Yes, we need to get the kids out into nature to experience the natural world, away from human amenities and electronic annoyance.

They need to feel the ruggedness of our local mountains as they climb up a trail; to see the incredible variety of plants and animals even in the harsh desert; to smell the fragrance of cedars and chaparral damp with morning dew; to hear coyotes, owls and critters scurrying around in a pitch-black moonless night.

But I agree with the Bartschs. I, too, question the real motive behind the American Recreation Coalition's desire to get "more kids in the woods."

The ARC does not represent the public, it represents corporations that make, sell, operate, or provide recreational vehicles, equipment, facilities or services.

The ARC's interest in getting kids into the woods is not to help them connect with nature, but to increase and expand their customer base. 

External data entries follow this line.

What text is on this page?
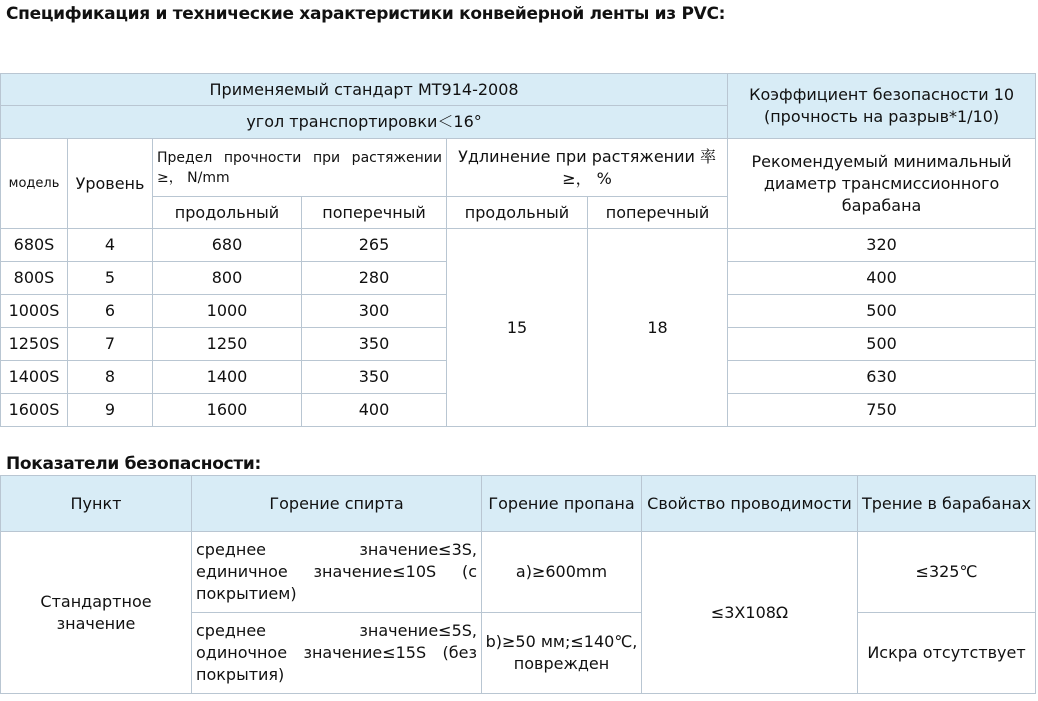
Спецификация и технические характеристики конвейерной ленты из PVC:
Применяемый стандарт MT914-2008						Коэффициент безопасности 10 (прочность на разрыв*1/10)
угол транспортировки＜16°						
модель	Уровень	Предел прочности при растяжении ≥， N/mm		Удлинение при растяжении 率≥， %		Рекомендуемый минимальный диаметр трансмиссионного барабана
		продольный	поперечный	продольный	поперечный	
680S	4	680	265	15	18	320
800S	5	800	280			400
1000S	6	1000	300			500
1250S	7	1250	350			500
1400S	8	1400	350			630
1600S	9	1600	400			750
Показатели безопасности:
Пункт	Горение спирта	Горение пропана	Свойство проводимости	Трение в барабанах
Стандартное значение	среднее значение≤3S, единичное значение≤10S (с покрытием)	a)≥600mm	≤3X108Ω	≤325℃
	среднее значение≤5S, одиночное значение≤15S (без покрытия)	b)≥50 мм;≤140℃, поврежден		Искра отсутствует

As the article put it, the program is "aimed at increasing the number of youths using the outdoors and taking part in nature-based activities."
For ARC, nature is just a backdrop to artificially enhanced, product-dependent experiences that its corporate members just happen to provide and stand to profit mightily by.

 The recreation industries have spent the past three or four decades patiently steering the government towards handing over the administration of our public lands to their private interests.

They're brainwashing the public into believing that nature isn't free and that our enjoyment of nature is a product for which we should pay, even though neither the government nor the corporations manufactured it.

 The kids who go into the woods today have no idea that up until 10 years ago, people could enjoy their public lands without having to pay a fee. The kids today have no idea what freedoms they have lost to corporate greed and arrogance.